Der S25 Berlin ist ja letztes Jahr, wie so viele Laufevents, ausgefallen, und auch in diesem Jahr findet er corona-bedingt nicht am gewohnten Termin Anfang Mai sondern erst im Oktober statt. So lange konnten wir nicht warten und sind ihn einfach schon mal am ursprünglichen Termin gelaufen…
Natürlich nicht im Wettkampf-Modus – Eyyüp, Klaus und ich wollten einfach eine Sightseeing-Tour auf der Strecke machen. Und dabei ohne den Wettkampf-Tunnelblick mehr von der schönen Berliner Innenstadt-Strecke sehen. Ein kleiner sportlicher Anreiz für mich bestand darin, dass ich die An- und Abfahrt mit dem Fahrrad gemacht habe.

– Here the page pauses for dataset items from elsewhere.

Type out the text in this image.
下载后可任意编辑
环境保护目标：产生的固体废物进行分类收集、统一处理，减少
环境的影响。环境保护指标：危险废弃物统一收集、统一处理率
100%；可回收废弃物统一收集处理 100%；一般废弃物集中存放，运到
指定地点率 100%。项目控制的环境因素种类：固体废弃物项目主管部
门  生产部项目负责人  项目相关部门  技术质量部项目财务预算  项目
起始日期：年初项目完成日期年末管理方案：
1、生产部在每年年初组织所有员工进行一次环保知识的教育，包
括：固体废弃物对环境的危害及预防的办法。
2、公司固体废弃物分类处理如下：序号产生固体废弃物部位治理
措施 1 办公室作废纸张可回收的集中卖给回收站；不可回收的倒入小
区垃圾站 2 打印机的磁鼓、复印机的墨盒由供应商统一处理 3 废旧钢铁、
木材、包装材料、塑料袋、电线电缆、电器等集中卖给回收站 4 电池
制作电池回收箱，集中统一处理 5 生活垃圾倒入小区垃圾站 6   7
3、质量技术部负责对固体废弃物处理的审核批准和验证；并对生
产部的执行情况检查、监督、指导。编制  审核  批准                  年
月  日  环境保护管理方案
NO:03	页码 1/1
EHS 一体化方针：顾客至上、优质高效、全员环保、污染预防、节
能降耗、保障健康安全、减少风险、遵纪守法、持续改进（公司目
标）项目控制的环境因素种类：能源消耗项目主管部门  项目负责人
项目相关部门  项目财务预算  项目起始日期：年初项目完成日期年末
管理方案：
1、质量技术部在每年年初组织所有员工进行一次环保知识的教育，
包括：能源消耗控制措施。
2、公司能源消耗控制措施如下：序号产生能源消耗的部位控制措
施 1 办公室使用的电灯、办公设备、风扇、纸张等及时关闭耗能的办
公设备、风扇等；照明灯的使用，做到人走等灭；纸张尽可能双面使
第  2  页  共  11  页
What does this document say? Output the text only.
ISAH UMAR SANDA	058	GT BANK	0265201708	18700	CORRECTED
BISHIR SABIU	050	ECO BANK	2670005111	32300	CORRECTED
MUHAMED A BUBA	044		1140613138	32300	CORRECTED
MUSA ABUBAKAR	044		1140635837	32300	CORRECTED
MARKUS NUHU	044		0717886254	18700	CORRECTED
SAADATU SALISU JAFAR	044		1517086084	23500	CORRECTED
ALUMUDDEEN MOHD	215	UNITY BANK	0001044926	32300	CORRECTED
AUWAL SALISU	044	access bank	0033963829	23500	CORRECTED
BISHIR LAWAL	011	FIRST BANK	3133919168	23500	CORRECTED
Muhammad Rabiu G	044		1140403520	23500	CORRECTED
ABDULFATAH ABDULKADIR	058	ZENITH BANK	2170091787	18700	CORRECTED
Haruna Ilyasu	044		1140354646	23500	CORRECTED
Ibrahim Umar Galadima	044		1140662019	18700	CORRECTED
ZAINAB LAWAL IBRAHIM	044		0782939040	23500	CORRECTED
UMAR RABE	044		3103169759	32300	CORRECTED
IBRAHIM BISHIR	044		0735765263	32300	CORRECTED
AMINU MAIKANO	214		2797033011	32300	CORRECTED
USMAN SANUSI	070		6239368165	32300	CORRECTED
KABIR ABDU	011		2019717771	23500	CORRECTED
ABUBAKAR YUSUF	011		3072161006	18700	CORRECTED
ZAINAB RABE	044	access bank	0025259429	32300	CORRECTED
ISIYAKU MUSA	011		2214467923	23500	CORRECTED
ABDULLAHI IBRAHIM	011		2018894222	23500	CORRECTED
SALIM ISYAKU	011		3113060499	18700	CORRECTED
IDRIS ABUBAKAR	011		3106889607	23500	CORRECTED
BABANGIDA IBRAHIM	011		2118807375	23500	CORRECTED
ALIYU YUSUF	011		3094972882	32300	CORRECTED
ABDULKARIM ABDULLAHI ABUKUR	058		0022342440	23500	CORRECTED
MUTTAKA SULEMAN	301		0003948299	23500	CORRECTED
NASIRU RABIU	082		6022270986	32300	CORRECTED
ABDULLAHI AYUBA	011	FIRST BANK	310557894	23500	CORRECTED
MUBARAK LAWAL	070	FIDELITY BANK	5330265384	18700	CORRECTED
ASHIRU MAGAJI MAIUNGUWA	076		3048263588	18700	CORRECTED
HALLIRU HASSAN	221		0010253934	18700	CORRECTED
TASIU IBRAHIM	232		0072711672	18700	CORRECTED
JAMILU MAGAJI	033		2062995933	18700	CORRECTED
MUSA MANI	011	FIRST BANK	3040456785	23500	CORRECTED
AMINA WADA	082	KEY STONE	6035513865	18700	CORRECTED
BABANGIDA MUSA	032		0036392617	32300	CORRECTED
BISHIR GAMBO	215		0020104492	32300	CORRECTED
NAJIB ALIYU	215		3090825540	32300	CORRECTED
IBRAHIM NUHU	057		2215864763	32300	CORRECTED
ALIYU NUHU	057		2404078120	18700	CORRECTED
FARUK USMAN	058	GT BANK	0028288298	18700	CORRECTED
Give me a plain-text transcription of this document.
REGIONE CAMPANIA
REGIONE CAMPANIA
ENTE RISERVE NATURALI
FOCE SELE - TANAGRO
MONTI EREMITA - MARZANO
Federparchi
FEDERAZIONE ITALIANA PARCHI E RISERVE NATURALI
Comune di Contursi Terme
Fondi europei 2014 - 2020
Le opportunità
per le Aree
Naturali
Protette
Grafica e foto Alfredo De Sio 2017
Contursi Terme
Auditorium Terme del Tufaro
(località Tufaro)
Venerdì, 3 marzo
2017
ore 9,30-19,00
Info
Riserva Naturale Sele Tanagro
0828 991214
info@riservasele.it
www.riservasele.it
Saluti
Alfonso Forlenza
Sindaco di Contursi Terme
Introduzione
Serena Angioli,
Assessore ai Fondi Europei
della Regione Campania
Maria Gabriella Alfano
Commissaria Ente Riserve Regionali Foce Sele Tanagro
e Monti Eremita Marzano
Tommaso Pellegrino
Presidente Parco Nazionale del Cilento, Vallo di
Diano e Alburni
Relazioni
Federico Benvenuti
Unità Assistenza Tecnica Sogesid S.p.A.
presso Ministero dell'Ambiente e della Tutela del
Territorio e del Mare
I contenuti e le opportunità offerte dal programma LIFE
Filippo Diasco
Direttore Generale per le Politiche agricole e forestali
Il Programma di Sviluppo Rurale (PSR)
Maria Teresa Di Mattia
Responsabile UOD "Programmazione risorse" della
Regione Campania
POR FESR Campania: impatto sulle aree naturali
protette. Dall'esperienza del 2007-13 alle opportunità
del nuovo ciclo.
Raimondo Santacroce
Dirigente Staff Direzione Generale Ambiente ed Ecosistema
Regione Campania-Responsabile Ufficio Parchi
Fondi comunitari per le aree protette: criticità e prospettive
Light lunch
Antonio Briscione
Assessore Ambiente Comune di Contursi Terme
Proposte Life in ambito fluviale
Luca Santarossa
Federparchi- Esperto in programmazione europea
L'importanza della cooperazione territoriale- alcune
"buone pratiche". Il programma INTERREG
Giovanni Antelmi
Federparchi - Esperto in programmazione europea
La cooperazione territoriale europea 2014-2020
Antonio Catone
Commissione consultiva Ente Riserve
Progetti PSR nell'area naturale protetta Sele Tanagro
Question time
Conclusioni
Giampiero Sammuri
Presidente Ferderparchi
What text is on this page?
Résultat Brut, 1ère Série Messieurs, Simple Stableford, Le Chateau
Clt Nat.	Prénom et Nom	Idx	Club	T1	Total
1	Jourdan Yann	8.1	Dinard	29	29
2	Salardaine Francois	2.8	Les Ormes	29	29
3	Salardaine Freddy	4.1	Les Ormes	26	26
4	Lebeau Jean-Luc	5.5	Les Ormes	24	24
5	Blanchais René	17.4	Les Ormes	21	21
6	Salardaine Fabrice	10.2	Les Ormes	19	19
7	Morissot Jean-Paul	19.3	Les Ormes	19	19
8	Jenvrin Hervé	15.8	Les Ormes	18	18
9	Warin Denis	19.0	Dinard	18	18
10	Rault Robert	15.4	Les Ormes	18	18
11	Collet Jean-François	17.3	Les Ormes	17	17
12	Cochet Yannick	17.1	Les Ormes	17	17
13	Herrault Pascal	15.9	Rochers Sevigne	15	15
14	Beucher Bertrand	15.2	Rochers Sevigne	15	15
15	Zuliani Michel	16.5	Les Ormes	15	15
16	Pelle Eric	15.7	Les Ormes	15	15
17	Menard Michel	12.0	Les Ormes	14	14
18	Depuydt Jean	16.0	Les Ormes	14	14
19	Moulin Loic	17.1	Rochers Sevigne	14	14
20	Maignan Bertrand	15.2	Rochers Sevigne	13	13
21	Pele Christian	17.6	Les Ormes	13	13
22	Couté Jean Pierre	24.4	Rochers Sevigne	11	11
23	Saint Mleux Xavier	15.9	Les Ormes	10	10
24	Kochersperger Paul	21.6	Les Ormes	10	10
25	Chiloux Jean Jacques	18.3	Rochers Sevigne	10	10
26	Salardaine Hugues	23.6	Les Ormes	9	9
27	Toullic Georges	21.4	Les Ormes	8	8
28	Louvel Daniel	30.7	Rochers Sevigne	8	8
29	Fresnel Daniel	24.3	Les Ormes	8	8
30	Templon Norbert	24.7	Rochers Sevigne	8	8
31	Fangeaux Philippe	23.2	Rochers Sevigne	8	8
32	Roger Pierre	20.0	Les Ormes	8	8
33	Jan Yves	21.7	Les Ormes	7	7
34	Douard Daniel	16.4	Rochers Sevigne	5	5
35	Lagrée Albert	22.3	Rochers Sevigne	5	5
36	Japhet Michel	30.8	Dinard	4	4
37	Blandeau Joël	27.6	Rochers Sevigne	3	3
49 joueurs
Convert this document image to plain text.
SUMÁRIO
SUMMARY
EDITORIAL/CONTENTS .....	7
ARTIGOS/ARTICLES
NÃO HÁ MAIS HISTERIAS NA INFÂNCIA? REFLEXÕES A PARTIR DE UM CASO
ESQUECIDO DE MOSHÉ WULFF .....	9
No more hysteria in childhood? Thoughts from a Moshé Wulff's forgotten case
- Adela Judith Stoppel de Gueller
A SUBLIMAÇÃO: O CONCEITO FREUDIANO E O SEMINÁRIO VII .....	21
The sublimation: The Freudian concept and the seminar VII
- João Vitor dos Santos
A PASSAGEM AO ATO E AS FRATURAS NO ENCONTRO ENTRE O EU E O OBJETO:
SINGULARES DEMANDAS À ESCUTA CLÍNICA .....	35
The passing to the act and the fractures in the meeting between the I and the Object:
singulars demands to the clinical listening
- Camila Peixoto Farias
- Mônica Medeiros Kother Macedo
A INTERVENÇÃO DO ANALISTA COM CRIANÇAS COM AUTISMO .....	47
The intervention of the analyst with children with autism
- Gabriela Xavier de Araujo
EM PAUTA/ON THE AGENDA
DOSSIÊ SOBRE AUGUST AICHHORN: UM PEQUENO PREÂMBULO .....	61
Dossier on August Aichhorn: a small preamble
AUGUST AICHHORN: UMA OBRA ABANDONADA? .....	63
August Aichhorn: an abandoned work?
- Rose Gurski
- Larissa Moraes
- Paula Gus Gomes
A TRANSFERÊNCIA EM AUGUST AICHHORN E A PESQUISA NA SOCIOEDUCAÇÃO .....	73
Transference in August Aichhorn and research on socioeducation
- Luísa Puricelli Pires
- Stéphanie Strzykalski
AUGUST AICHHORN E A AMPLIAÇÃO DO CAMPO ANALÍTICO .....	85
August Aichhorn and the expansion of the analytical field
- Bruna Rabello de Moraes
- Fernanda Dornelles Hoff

Als ich in die Nähe des Stadions kam, war kein Mensch zu sehen, wo sonst schon reges Treiben und freudige Erwartung vor dem S25 herrschte.
Statt der sonstigen etwa 5.000 Starter*innen für den 25-km-Lauf und den Halbmarathon standen wir nun zu dritt auf dem großen Olympischen Platz.
Ohne Aufregung und Startschuss liefen wir los, zuerst die Olympische Straße entlang…
… und über die Olympische Brücke.
Bei den Wettkämpfen sind wir so gut wie immer zu schnell auf der leicht abschüssigen Straße gestartet. Dieses Mal ging es entspannt der Sonne entgegen.
Über die Reichsstraße…
… ging es zum Theodor-Heuss-Platz. Hier konnten wir natürlich nicht wie sonst die Ideallinie quer über die Fahrbahnen laufen, sondern liefen die Zusatzmeter außen herum und beachteten dabei (fast) alle Ampeln.
Ohne Zeitdruck nahmen wir mehr von der Umgebung wahr…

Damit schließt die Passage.